Organization structure is one of the important aspects a founder or CEO should think about. This applies not only when the company is growing and employees are increasing in number, but also in the very early stages, when there are only a handful of people in the company. While a great structure, by itself, may not ensure success, it can improve the odds.

However, my hypothesis is that changes to organization structure are typically reactive. While I don’t have hard data regarding this, (if anyone does, please let me know in the comments), this is based on my experience working at a growth stage company and also some of the cases we have studied at HBS. For example, organization structure gets attention when important initiatives or products fail or when senior leaders are replaced. Since organization structure changes affect people directly and significantly, the general tendency is to not change until it’s absolutely necessary (which leads to being reactive). In a case we discussed in class, when the organization structure in a company was changed 4 times in 2 years, the initial reaction of most of the class was negative.

In the interest of being proactive, founders and CEOs should consider changing (or at least evaluate) the organization structure when the scenarios below arise. Even if they are being reactive, evaluating if the scenarios below are true can help them get clarity on whether it’s the right time to change the structure.

  1. When the current structure was not thoughtfully and deliberately decided

Organization structure decisions may not always be thoughtful, especially in the early stages. For example, founders and other employees may initially just divide work functionally, and before they realize the consequences, a functional organization is formed.

In such cases, the existing structure should definitely be evaluated thoughtfully and changed if required.

  1. When the current structure does not support what the company needs for the next stage of growth

There are times when a company needs to get a single product right. There are times when there is product-market fit but the company needs other functions (e.g. operations, marketing, sales) to execute well to take the product to market. There are times when a company needs to simultaneously build multiple products that are at different stages. There are times when different strategies are required for different geographies (e.g. aggressive expansion in one and profitable and sustainable operations in another).

Each of these cases may require different organization structures. Founders and CEOs should consciously decide what is absolutely needed for the next stage of growth and change the structure if it is not aligned with these needs. Organization structure has tradeoffs and knowing what is absolutely needed can help decide if the structure should be changed.

  1. When the change is appropriate given the nature of the people in the company

Since organization structure affects people directly, an important consideration should be the nature of the people in the company. For example, there are times when people in the company are comfortable with uncertainty or frequent changes in structure (typically in early stages). There are also times when people want stability and certainty in their reporting structure. Founders and CEOs should be cognizant of the people in the organization as they evaluate whether a change is appropriate. For example, changing an organization structure 4 times in 2 years may still work if the employees are comfortable with that change.

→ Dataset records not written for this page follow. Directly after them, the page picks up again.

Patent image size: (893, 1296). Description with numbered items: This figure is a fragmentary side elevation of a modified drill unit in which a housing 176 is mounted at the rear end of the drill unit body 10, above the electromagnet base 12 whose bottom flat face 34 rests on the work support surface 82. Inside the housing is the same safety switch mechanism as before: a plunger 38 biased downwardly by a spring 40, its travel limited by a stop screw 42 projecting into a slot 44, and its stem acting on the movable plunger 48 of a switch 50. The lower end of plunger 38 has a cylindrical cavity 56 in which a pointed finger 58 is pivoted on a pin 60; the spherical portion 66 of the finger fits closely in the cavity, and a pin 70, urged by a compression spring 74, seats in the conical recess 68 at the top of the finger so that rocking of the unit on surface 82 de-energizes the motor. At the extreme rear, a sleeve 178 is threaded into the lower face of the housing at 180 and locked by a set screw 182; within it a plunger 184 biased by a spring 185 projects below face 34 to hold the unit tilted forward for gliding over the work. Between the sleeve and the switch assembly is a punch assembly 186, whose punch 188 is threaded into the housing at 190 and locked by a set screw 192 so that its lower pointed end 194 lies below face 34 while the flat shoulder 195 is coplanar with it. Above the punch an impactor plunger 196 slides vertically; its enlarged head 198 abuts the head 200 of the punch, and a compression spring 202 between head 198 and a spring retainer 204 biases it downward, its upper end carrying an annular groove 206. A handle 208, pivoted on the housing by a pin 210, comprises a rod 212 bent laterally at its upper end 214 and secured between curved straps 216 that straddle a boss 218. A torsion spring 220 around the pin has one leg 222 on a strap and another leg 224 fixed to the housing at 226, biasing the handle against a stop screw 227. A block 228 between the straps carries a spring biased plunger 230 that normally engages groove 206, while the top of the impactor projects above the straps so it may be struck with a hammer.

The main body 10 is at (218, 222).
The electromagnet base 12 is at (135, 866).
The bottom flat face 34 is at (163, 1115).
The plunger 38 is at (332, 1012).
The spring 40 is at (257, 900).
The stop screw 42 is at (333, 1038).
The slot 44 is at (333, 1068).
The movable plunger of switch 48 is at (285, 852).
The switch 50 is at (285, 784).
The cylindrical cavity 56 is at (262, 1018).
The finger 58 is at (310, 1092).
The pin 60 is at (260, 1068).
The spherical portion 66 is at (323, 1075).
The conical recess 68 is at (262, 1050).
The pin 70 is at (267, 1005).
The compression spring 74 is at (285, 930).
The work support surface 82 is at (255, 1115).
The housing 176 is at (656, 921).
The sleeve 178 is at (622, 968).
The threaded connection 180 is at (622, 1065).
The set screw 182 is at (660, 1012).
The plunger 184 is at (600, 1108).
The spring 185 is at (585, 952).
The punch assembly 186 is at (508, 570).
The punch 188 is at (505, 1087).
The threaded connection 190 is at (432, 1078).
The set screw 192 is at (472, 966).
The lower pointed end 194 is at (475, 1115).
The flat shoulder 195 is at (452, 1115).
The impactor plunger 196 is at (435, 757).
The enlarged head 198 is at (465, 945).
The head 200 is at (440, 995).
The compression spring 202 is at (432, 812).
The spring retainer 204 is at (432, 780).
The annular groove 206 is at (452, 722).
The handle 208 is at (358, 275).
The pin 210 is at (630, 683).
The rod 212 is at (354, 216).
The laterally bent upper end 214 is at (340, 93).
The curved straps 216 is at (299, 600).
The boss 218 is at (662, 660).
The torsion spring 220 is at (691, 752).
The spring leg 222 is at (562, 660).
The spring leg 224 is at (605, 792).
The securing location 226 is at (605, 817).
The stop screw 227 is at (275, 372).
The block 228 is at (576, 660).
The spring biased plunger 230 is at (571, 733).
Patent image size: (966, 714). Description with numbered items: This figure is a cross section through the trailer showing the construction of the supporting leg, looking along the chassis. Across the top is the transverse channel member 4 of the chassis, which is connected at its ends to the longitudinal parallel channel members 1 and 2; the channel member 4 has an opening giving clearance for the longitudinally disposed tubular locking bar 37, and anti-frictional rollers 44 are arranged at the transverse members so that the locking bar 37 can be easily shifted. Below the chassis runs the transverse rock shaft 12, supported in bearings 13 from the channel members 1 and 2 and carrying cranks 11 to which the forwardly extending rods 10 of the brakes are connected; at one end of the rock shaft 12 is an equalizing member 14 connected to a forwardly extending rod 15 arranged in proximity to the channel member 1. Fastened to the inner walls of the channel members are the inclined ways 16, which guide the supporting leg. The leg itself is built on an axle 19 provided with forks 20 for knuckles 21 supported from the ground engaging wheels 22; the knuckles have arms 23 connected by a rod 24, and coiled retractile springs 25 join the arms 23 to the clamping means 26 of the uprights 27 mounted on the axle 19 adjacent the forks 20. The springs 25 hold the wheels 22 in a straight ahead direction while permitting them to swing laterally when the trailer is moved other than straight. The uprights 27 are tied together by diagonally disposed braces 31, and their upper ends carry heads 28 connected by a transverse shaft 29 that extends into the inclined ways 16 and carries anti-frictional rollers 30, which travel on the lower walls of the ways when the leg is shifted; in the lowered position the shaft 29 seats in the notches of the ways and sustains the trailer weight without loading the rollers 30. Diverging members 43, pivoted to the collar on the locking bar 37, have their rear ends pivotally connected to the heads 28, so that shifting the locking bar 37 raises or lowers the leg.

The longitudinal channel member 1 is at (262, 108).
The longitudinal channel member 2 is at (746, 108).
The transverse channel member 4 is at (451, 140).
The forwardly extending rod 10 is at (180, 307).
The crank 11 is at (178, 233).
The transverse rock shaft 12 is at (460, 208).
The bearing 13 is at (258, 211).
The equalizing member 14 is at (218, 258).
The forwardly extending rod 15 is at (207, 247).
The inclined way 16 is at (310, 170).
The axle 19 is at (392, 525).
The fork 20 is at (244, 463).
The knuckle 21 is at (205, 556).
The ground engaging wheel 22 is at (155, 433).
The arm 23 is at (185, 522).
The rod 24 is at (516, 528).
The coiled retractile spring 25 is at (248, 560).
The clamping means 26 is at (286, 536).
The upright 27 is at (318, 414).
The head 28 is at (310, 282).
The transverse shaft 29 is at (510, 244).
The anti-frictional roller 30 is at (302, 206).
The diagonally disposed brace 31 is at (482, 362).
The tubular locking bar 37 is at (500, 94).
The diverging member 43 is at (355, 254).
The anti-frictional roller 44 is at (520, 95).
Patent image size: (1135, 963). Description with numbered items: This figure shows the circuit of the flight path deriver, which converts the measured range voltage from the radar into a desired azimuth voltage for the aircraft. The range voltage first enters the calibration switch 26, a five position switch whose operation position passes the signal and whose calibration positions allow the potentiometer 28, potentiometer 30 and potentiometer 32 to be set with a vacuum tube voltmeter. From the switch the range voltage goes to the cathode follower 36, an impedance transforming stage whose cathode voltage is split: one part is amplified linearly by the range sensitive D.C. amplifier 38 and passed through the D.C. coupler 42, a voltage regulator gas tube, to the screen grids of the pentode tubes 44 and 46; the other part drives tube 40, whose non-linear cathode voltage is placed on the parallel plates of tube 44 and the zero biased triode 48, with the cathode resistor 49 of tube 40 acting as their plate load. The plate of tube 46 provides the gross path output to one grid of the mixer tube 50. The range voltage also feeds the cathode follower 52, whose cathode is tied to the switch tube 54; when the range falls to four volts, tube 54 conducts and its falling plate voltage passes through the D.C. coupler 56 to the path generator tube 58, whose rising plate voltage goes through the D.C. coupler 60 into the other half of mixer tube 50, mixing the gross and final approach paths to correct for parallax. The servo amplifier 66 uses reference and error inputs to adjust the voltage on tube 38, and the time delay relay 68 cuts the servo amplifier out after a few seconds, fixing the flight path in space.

  1. When other aspects such as technology are in place to support the change

Organization structure decisions should not be made in isolation. For example, having a product-based organization does not work well if the underlying architecture and technology does not support multiple product teams working independently on the same code base. Founders and CEOs should ensure other functions and capabilities are in place to support the change. If not, they should enable those changes and only execute the change when the new structure can actually function.

What do you think? Are there other scenarios or conditions that can help founders and CEOs determine if it’s the right time to change the organization structure?